Introduction: Leprosy is a chronic granulomatous infection caused by Mycobacterium leprae ,which is an obligate intracellular bacteria. The therapy of leprosy involves a combination of drugs called multi-drug therapy and one of the drugs included in this therapy is dapsone. Dapsone has a hematotoxic effect because of its toxic metabolite called hydroxilamine. The most common side effect of this drug is hemolytic anemia. Hemolytic anemia occurs when the production of erythrocytes is not balanced with their destruction, causing the lifespan of erythrocyte to become shorter and the bone marrow fails to compensate for this.

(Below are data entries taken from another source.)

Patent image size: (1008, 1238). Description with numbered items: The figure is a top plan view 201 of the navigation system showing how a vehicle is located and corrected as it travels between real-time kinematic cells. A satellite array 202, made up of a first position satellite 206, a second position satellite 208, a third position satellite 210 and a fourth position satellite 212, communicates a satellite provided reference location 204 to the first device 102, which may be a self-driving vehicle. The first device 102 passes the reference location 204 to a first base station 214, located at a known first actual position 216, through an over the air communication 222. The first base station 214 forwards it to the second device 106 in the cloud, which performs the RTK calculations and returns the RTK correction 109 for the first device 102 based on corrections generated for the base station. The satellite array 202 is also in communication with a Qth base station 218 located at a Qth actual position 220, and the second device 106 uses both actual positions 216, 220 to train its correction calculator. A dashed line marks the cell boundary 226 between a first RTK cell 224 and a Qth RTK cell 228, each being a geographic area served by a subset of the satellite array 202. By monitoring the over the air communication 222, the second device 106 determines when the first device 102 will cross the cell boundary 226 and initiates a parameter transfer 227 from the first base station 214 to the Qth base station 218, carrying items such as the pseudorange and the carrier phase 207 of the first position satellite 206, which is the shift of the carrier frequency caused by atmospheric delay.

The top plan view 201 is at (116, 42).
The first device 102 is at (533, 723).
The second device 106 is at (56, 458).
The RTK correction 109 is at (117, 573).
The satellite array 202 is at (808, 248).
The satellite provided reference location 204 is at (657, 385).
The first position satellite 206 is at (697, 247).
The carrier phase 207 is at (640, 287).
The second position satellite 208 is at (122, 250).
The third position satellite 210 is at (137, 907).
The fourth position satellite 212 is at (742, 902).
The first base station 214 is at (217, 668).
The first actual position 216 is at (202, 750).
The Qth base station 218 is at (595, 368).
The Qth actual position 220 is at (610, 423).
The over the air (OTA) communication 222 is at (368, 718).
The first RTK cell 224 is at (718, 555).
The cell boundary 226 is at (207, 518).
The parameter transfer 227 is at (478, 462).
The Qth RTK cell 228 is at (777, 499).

Methods: This research is a pre experimental study with a pre-post design, involving 15 leprosy patients that were diagnosed by clinical and laboratory examination. We conducted measurements of hemoglobin, MCV, MCHC, and reticulocyte count before and after the MDT therapy for 3 months.

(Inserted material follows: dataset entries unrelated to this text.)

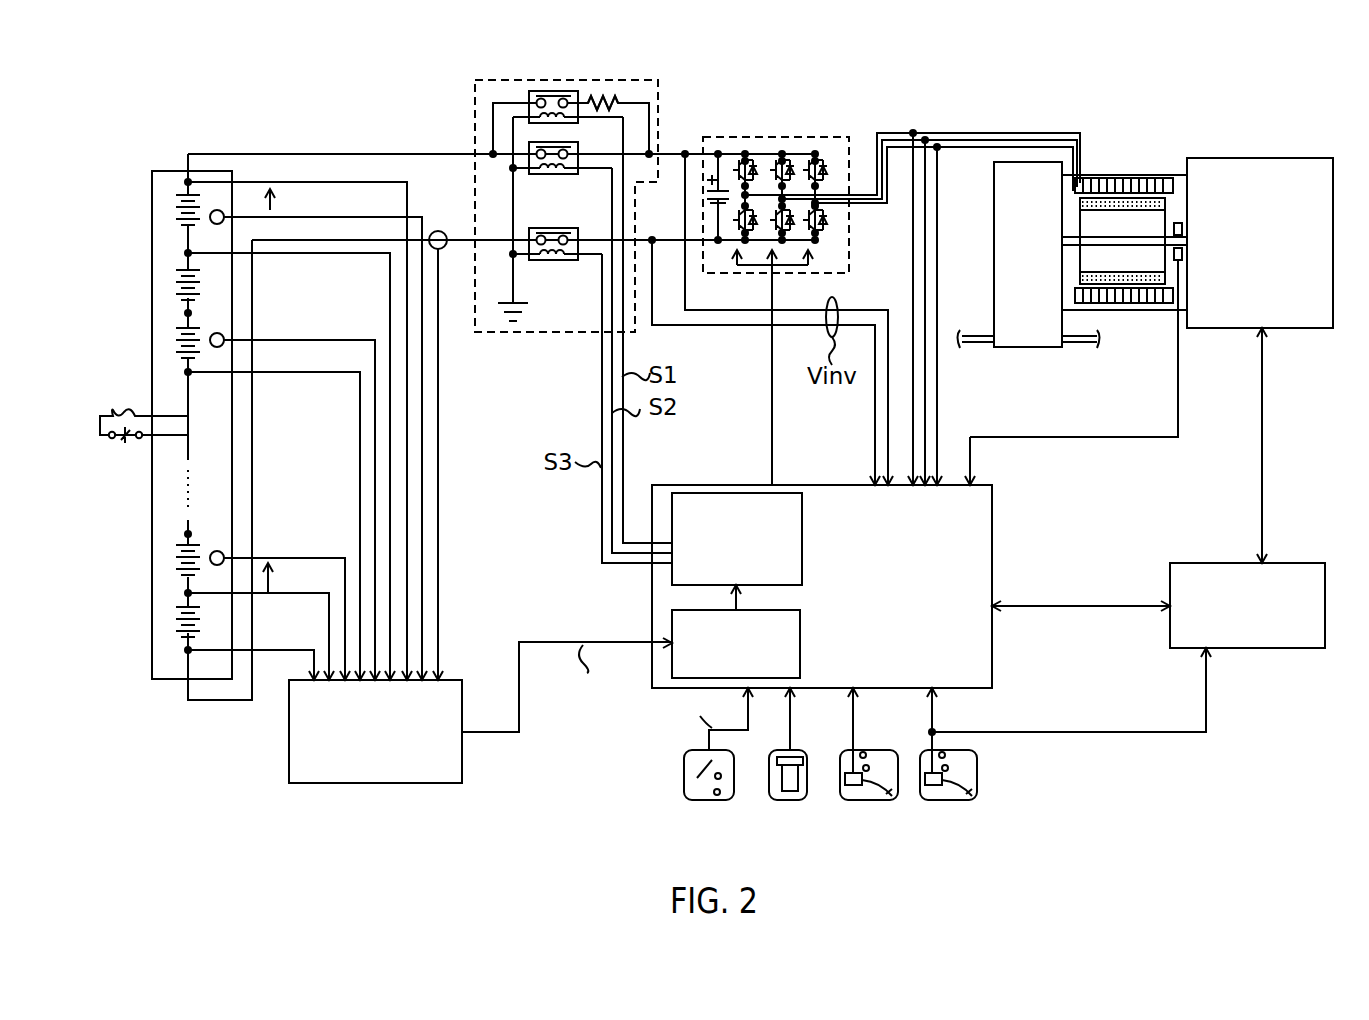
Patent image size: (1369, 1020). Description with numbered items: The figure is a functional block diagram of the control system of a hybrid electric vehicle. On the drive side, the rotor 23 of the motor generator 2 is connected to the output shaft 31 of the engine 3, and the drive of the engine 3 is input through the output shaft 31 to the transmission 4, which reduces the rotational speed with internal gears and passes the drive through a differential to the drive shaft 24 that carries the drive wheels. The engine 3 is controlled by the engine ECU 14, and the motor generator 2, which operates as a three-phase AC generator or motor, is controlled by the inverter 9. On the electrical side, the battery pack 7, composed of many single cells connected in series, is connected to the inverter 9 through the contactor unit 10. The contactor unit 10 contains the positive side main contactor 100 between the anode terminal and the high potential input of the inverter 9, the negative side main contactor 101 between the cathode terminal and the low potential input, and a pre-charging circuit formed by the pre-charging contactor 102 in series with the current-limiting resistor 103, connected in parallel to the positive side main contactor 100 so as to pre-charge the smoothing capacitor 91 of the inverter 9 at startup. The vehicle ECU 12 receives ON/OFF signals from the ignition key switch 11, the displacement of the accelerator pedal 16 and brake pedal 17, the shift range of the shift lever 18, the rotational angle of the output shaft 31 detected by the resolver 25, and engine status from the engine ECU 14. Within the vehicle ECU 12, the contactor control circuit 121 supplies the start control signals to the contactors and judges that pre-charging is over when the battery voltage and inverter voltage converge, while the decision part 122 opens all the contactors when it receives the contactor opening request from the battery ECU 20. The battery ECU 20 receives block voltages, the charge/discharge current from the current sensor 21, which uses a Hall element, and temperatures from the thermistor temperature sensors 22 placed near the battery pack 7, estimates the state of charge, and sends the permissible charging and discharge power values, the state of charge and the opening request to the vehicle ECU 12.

The motor generator 2 is at (1100, 260).
The engine 3 is at (1305, 160).
The transmission 4 is at (1035, 168).
The battery pack 7 is at (178, 170).
The inverter 9 is at (748, 178).
The contactor unit 10 is at (566, 181).
The ignition key switch 11 is at (708, 803).
The vehicle ECU 12 is at (852, 562).
The engine ECU 14 is at (1297, 572).
The accelerator pedal 16 is at (947, 803).
The brake pedal 17 is at (870, 803).
The shift lever 18 is at (790, 803).
The battery ECU 20 is at (363, 783).
The current sensor 21 is at (440, 230).
The temperature sensor 22 is at (217, 209).
The rotor 23 is at (1143, 218).
The drive shaft 24 is at (972, 333).
The resolver 25 is at (1178, 225).
The output shaft 31 is at (1188, 244).
The smoothing capacitor 91 is at (722, 190).
The positive side main contactor 100 is at (554, 176).
The negative side main contactor 101 is at (554, 262).
The pre-charging contactor 102 is at (566, 76).
The current-limiting resistor 103 is at (606, 100).
The contactor control circuit 121 is at (712, 493).
The decision part 122 is at (800, 637).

Results: In this study, the incidence of hemolytic anemia after 3 months receiving MDT was 66.7%. There was decreased hemoglobin level (mean 11.320 g/dl), increased reticulocyte count (mean 2.341%), normal level of MCV (mean 88.807 fL), and decreased level of MCHC (mean 31.920 g%). There were significant differences in hemoglobin level, MCHC level, and reticulocyte count before and after 3 moths of MDT.
Conclusion: There was a significant difference in the number of hemolytic anemia before and after MDT with a p-value < 0.05.